Right now Green would love to properly play the role of villain as Oklahoma City treats him accordingly. Upon getting the initial flagrant on the Adams kick, he ambled up to a jeering crowd and egged on the mob. Green just can’t truly revel in the rage while playing so badly. “I missed a couple easy ones and it kind of killed my whole game,” Green said. “So that was pretty frustrating, especially with all the boos. Because I love boos. It usually helps me play well. It’s frustrating because it usually gets me going.”
If boos truly get Green going, he’ll have plenty of fuel Tuesday night. He is sure to be serenaded with anger throughout Game 4, perhaps to a level unprecedented in these parts. He’s threatening to be a more hated figure in Oklahoma than Patrick Beverley, a theoretically impossible feat.

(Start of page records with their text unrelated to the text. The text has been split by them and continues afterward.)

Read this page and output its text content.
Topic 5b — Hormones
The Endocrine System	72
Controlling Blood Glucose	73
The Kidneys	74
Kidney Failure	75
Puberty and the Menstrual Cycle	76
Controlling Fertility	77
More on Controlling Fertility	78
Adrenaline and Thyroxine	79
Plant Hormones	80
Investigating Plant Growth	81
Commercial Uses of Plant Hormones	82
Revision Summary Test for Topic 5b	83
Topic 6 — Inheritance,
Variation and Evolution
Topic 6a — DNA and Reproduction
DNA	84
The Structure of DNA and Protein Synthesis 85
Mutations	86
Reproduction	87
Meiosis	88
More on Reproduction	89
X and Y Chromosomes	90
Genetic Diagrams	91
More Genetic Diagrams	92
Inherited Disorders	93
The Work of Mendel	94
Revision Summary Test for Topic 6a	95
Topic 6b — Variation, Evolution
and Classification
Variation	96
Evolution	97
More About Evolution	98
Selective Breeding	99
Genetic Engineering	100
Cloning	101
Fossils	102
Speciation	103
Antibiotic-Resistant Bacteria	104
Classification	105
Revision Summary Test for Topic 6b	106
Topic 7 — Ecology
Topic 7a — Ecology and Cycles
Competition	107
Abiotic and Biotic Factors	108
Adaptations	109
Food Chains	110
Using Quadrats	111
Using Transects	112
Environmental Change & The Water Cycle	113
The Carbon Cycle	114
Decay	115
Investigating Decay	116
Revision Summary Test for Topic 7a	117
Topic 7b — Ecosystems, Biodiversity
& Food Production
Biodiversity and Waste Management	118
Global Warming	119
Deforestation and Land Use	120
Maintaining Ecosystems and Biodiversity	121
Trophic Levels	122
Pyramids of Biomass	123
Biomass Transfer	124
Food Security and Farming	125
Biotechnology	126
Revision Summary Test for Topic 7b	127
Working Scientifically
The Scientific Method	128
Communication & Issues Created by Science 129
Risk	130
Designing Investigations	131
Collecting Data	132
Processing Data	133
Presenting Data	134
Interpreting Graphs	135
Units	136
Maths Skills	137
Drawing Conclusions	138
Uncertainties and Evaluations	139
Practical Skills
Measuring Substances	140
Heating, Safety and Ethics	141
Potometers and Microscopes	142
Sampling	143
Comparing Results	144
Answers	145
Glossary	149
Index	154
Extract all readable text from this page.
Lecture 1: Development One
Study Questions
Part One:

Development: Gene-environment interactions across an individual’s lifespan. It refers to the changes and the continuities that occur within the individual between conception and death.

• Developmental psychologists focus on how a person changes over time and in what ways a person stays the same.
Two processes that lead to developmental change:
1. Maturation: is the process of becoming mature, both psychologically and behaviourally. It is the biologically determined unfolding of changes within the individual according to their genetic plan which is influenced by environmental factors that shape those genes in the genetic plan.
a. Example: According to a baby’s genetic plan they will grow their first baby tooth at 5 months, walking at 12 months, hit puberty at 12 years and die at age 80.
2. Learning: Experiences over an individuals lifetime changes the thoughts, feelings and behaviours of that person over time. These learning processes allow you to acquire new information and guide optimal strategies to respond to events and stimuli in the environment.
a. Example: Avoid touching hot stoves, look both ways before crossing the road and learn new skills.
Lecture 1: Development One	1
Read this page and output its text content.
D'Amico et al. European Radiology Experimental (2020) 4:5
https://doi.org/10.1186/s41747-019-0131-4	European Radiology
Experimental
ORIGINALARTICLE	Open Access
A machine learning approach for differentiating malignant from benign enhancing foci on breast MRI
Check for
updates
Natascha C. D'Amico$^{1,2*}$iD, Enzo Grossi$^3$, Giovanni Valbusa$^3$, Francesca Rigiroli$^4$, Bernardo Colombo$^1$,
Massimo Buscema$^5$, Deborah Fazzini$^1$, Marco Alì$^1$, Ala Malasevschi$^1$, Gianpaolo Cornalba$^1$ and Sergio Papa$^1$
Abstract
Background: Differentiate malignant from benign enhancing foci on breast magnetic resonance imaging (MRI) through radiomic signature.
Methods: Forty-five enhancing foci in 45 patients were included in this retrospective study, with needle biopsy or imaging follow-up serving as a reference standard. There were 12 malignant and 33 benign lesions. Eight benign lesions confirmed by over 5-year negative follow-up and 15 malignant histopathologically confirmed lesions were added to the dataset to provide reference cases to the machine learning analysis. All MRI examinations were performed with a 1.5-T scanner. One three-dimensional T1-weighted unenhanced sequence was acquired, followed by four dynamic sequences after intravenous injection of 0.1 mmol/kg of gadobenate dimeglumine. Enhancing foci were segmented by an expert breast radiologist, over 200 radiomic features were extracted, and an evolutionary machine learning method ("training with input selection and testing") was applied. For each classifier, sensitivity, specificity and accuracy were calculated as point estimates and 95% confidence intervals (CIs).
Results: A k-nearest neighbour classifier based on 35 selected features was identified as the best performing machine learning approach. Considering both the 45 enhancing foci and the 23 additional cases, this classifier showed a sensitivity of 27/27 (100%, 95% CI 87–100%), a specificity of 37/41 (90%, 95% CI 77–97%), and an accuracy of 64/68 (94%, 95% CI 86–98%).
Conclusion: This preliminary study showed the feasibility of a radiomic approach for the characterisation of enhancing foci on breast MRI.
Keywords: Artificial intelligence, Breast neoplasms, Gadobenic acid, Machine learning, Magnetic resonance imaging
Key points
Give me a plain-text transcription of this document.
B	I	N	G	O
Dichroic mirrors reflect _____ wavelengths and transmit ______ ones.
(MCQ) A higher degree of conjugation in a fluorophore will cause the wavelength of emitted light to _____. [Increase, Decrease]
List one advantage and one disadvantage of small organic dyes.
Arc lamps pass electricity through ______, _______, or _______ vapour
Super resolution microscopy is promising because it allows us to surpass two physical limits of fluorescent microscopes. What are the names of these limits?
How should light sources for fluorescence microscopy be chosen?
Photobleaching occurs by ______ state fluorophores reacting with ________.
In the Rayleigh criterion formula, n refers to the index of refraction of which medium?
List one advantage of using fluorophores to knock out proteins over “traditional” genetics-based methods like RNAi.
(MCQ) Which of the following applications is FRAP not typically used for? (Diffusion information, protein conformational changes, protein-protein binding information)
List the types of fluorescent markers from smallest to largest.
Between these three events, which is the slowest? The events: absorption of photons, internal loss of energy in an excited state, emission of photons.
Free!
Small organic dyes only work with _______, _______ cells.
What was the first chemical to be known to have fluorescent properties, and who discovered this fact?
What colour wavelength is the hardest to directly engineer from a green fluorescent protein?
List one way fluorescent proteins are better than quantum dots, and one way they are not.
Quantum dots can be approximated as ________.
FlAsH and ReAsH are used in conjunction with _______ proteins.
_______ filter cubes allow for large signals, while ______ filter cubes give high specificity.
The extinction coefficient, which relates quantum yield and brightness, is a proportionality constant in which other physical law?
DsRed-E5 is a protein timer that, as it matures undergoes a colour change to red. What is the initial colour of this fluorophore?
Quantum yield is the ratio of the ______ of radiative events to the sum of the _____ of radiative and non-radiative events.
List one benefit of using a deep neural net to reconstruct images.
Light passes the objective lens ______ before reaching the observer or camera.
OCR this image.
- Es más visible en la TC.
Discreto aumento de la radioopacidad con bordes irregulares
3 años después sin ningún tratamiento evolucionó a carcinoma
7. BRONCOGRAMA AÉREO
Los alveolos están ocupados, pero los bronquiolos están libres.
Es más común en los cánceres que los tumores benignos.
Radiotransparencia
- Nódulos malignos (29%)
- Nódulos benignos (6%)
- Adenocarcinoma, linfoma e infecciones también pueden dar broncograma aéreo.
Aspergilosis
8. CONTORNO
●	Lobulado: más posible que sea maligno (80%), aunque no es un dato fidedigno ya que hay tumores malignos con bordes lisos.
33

This is the setup for a classic antihero performance from Green, provided he can play with focus with so many now focused on him. Once a player struggling to make the team, Green is now both famous and infamous. He’s also a marked man, playing without a safety net, while serving as his team’s emotional leader. It’s a moment he was born for, provided he can make good on it.
When asked about the jeers he’s sure to receive, Green responded, “That’s fun. That means I’m on people’s minds.”